The outrageous heat and humidity aren't the only jungle-like attributes of Ybor City, the Tampa neighborhood where Joe muscles himself into a job. The survival of the strongest involves rival gangs fighting over bootlegging turf, and the judges, city councillors, and cops slipping in and out of the gangs' pockets. There's also what I'll refer to as the heat of Joe's loins. While Joe claims that he's "out of the heartbreak business," copper-dark Graciela Corrales, a pro-Batista Cuban who works in a Ybor cigar factory, captures his attention as soon as he hops off the train. Her body moves "under the thin fabric like something outlawed that was hoping to slip out of town before the Puritans got word.

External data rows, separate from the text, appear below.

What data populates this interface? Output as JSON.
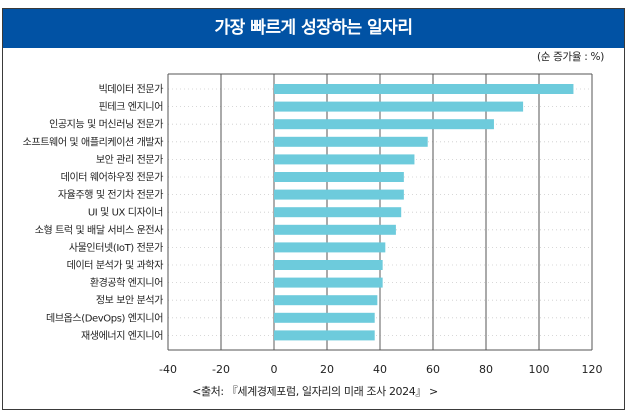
{
  "header": {
    "title": "가장 빠르게 성장하는 일자리"
  },
  "unit_note": "(순 증가율 : %)",
  "source": "<출처: 『세계경제포럼, 일자리의 미래 조사 2024』 >",
  "colors": {
    "header_bg": "#0152a4",
    "bar": "#6dcbdc",
    "grid": "#555555"
  },
  "chart_data": {
    "type": "bar",
    "orientation": "horizontal",
    "title": "가장 빠르게 성장하는 일자리",
    "xlabel": "",
    "ylabel": "",
    "unit": "순 증가율 (%)",
    "xlim": [
      -40,
      120
    ],
    "xticks": [
      -40,
      -20,
      0,
      20,
      40,
      60,
      80,
      100,
      120
    ],
    "grid": "vertical",
    "categories": [
      "빅데이터 전문가",
      "핀테크 엔지니어",
      "인공지능 및 머신러닝 전문가",
      "소프트웨어 및 애플리케이션 개발자",
      "보안 관리 전문가",
      "데이터 웨어하우징 전문가",
      "자율주행 및 전기차 전문가",
      "UI 및 UX 디자이너",
      "소형 트럭 및 배달 서비스 운전사",
      "사물인터넷(IoT) 전문가",
      "데이터 분석가 및 과학자",
      "환경공학 엔지니어",
      "정보 보안 분석가",
      "데브옵스(DevOps) 엔지니어",
      "재생에너지 엔지니어"
    ],
    "values": [
      113,
      94,
      83,
      58,
      53,
      49,
      49,
      48,
      46,
      42,
      41,
      41,
      39,
      38,
      38
    ]
  }
}
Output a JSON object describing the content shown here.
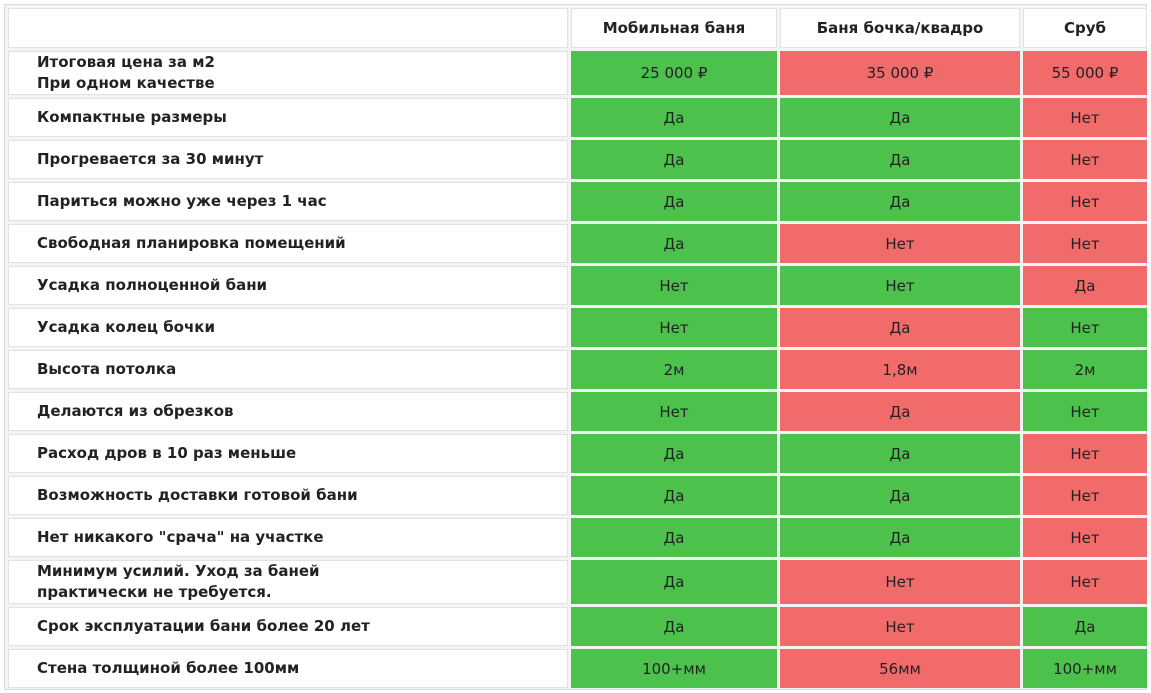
{
  "colors": {
    "good": "#4cc24c",
    "bad": "#f26b6b",
    "header_bg": "#ffffff",
    "feature_bg": "#ffffff"
  },
  "table": {
    "columns": [
      "",
      "Мобильная баня",
      "Баня бочка/квадро",
      "Сруб"
    ],
    "rows": [
      {
        "feature_line1": "Итоговая цена за м2",
        "feature_line2": "При одном качестве",
        "cells": [
          {
            "text": "25 000 ₽",
            "status": "good"
          },
          {
            "text": "35 000 ₽",
            "status": "bad"
          },
          {
            "text": "55 000 ₽",
            "status": "bad"
          }
        ]
      },
      {
        "feature_line1": "Компактные размеры",
        "feature_line2": "",
        "cells": [
          {
            "text": "Да",
            "status": "good"
          },
          {
            "text": "Да",
            "status": "good"
          },
          {
            "text": "Нет",
            "status": "bad"
          }
        ]
      },
      {
        "feature_line1": "Прогревается за 30 минут",
        "feature_line2": "",
        "cells": [
          {
            "text": "Да",
            "status": "good"
          },
          {
            "text": "Да",
            "status": "good"
          },
          {
            "text": "Нет",
            "status": "bad"
          }
        ]
      },
      {
        "feature_line1": "Париться можно уже через 1 час",
        "feature_line2": "",
        "cells": [
          {
            "text": "Да",
            "status": "good"
          },
          {
            "text": "Да",
            "status": "good"
          },
          {
            "text": "Нет",
            "status": "bad"
          }
        ]
      },
      {
        "feature_line1": "Свободная планировка помещений",
        "feature_line2": "",
        "cells": [
          {
            "text": "Да",
            "status": "good"
          },
          {
            "text": "Нет",
            "status": "bad"
          },
          {
            "text": "Нет",
            "status": "bad"
          }
        ]
      },
      {
        "feature_line1": "Усадка полноценной бани",
        "feature_line2": "",
        "cells": [
          {
            "text": "Нет",
            "status": "good"
          },
          {
            "text": "Нет",
            "status": "good"
          },
          {
            "text": "Да",
            "status": "bad"
          }
        ]
      },
      {
        "feature_line1": "Усадка колец бочки",
        "feature_line2": "",
        "cells": [
          {
            "text": "Нет",
            "status": "good"
          },
          {
            "text": "Да",
            "status": "bad"
          },
          {
            "text": "Нет",
            "status": "good"
          }
        ]
      },
      {
        "feature_line1": "Высота потолка",
        "feature_line2": "",
        "cells": [
          {
            "text": "2м",
            "status": "good"
          },
          {
            "text": "1,8м",
            "status": "bad"
          },
          {
            "text": "2м",
            "status": "good"
          }
        ]
      },
      {
        "feature_line1": "Делаются из обрезков",
        "feature_line2": "",
        "cells": [
          {
            "text": "Нет",
            "status": "good"
          },
          {
            "text": "Да",
            "status": "bad"
          },
          {
            "text": "Нет",
            "status": "good"
          }
        ]
      },
      {
        "feature_line1": "Расход дров в 10 раз меньше",
        "feature_line2": "",
        "cells": [
          {
            "text": "Да",
            "status": "good"
          },
          {
            "text": "Да",
            "status": "good"
          },
          {
            "text": "Нет",
            "status": "bad"
          }
        ]
      },
      {
        "feature_line1": "Возможность доставки готовой бани",
        "feature_line2": "",
        "cells": [
          {
            "text": "Да",
            "status": "good"
          },
          {
            "text": "Да",
            "status": "good"
          },
          {
            "text": "Нет",
            "status": "bad"
          }
        ]
      },
      {
        "feature_line1": "Нет никакого \"срача\" на участке",
        "feature_line2": "",
        "cells": [
          {
            "text": "Да",
            "status": "good"
          },
          {
            "text": "Да",
            "status": "good"
          },
          {
            "text": "Нет",
            "status": "bad"
          }
        ]
      },
      {
        "feature_line1": "Минимум усилий. Уход за баней",
        "feature_line2": "практически не требуется.",
        "cells": [
          {
            "text": "Да",
            "status": "good"
          },
          {
            "text": "Нет",
            "status": "bad"
          },
          {
            "text": "Нет",
            "status": "bad"
          }
        ]
      },
      {
        "feature_line1": "Срок эксплуатации бани более 20 лет",
        "feature_line2": "",
        "cells": [
          {
            "text": "Да",
            "status": "good"
          },
          {
            "text": "Нет",
            "status": "bad"
          },
          {
            "text": "Да",
            "status": "good"
          }
        ]
      },
      {
        "feature_line1": "Стена толщиной более 100мм",
        "feature_line2": "",
        "cells": [
          {
            "text": "100+мм",
            "status": "good"
          },
          {
            "text": "56мм",
            "status": "bad"
          },
          {
            "text": "100+мм",
            "status": "good"
          }
        ]
      }
    ]
  }
}
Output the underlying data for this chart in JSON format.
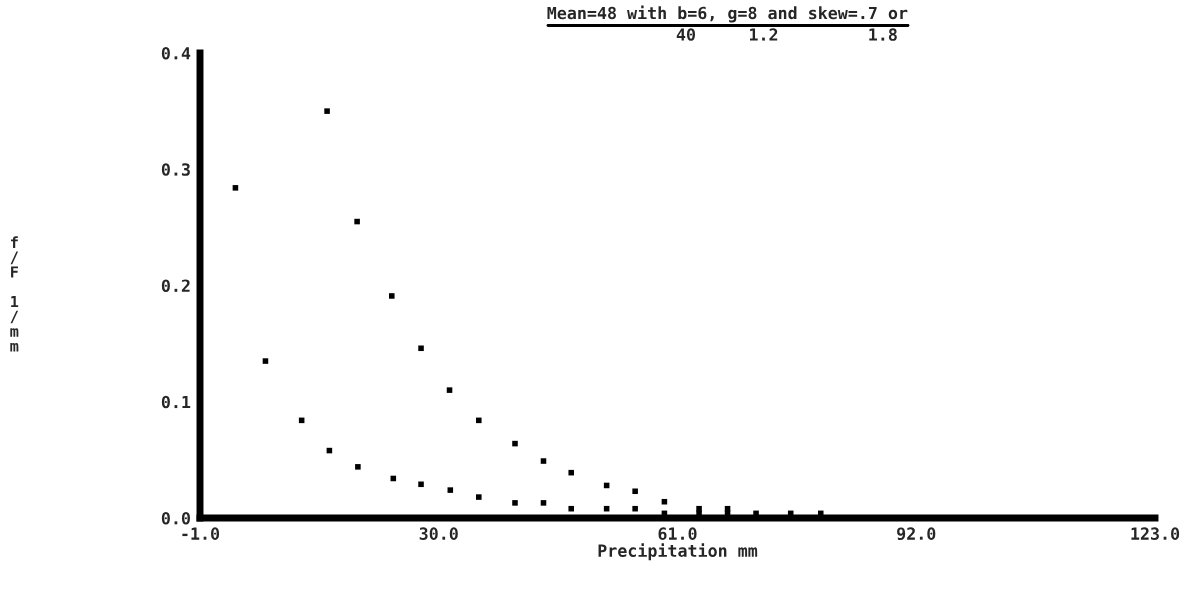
{
  "chart_data": {
    "type": "scatter",
    "title": "Mean=48 with b=6, g=8 and skew=.7 or",
    "annotations": [
      "40",
      "1.2",
      "1.8"
    ],
    "xlabel": "Precipitation mm",
    "ylabel": "f/F 1/mm",
    "xlim": [
      -1,
      123
    ],
    "xticks": [
      {
        "value": -1,
        "label": "-1.0"
      },
      {
        "value": 30,
        "label": "30.0"
      },
      {
        "value": 61,
        "label": "61.0"
      },
      {
        "value": 92,
        "label": "92.0"
      },
      {
        "value": 123,
        "label": "123.0"
      }
    ],
    "ylim": [
      0,
      0.4
    ],
    "yticks": [
      {
        "value": 0,
        "label": "0.0"
      },
      {
        "value": 0.1,
        "label": "0.1"
      },
      {
        "value": 0.2,
        "label": "0.2"
      },
      {
        "value": 0.3,
        "label": "0.3"
      },
      {
        "value": 0.4,
        "label": "0.4"
      }
    ],
    "marker": "square",
    "grid": false,
    "legend": false,
    "series": [
      {
        "color": "#000000",
        "x": [
          3.6,
          7.5,
          12.2,
          15.8,
          19.5,
          24.1,
          27.7,
          31.5,
          35.2,
          39.9,
          43.6,
          47.2,
          51.8,
          55.5,
          59.3,
          63.8,
          67.5
        ],
        "values": [
          0.284,
          0.135,
          0.084,
          0.058,
          0.044,
          0.034,
          0.029,
          0.024,
          0.018,
          0.013,
          0.013,
          0.008,
          0.008,
          0.008,
          0.004,
          0.004,
          0.004
        ]
      },
      {
        "color": "#000000",
        "x": [
          15.5,
          19.4,
          23.9,
          27.7,
          31.4,
          35.2,
          39.9,
          43.6,
          47.2,
          51.8,
          55.5,
          59.3,
          63.8,
          67.5,
          71.2,
          75.7,
          79.6
        ],
        "values": [
          0.35,
          0.255,
          0.191,
          0.146,
          0.11,
          0.084,
          0.064,
          0.049,
          0.039,
          0.028,
          0.023,
          0.014,
          0.008,
          0.008,
          0.004,
          0.004,
          0.004
        ]
      }
    ]
  }
}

Paradise, Joe thought, is dusky and lush and covers limbs that move like water." Joe's lack of racial prejudice not only finds him a beautiful woman, it allows him to work directly with the Suarez siblings, Cubans who import sugar and molasses into Ybor City. In a few years, the Suarez-Coughlin gang has strengthened its grip on rum trafficking in Florida and is expanding into Louisiana; however, no matter how lucrative, racial inclusiveness isn't popular with Joe's Italian boss, Maso Pescatore. And it isn't at all popular with the Ku Klux Klan.

As the end of Prohibition approaches, the global economy is worsening. People need hope, as well as jobs, but they've often had to settle for a drink. When alcohol becomes legal, then what? While the world is changing, Joe has always believed people don't really change. Yet, he and Graciela have already started to live by day, "where the swells lived." How do good works follow bad money?

Questions such as this one arise from Lehane's examination of faith, love, redemption, and revenge, and the role luck and fate play in human destiny. Early on, Joe tells his father that there are no rules but the ones a man makes for himself. Joe is a fascinating character due to his evolving interpretation of events, assessments of people, and understanding of himself over a decade. Clear prose and depth of characterization are Lehane trademarks, and following Joe is a treat. Unlike others who stayed on top in the rackets, Joe isn't known for having amputated his conscience. He's the kind of mobster who hopes he won't have to kill his best friend, but that's not to say he won't; he simply won't do it for reasons of greed. Joe's father Thomas Coughlin, Maso Pescatore, and best friend Dion Bartolo also develop; however, there's something unknowable about the book's three beautiful women. Perhaps it's because Joe doesn't really understand them, even though he realizes why the nuns rail against the sins of lust and covetousness, which can "possess you surer than a cancer," and "kill you twice as quick." I found the idealistic Graciela less interesting than the two more complex women: enigmatic Loretta Figgis, beautiful daughter of Ybor's Chief of Police Irving Figgis, and the inscrutable Emma Gould, behind whose pale eyes "lay something cold and caged . . . in a way that demanded nothing come in."


The tone and pace change from noirish suspense to a slower ending, suitable for its tropical location, but a little languid and mushy for my taste. No matter, Dennis Lehane has written a gangster novel, captivating for its characters and philosophical questions and moving in its bittersweetness, vividly set during Prohibition. The Coughlins aren't a Mafia family like the Corleones, but one can hope to see them vault from book pages onto the movie screen. I've heard that director Ben Affleck is interested. I've also heard that Lehane may make these two books into a trilogy, and my pulse does a rumba thinking about this.

Note: Dennis Lehane's Live by Night was published earlier this month by Morrow/HarperCollins. It isn't necessary to read The Given Day first, but a reader loses by not doing so. Now is the perfect time. The World Series is just around the corner, and baseball is one of The Given Day's pleasures. Be sure to close with Live by Night.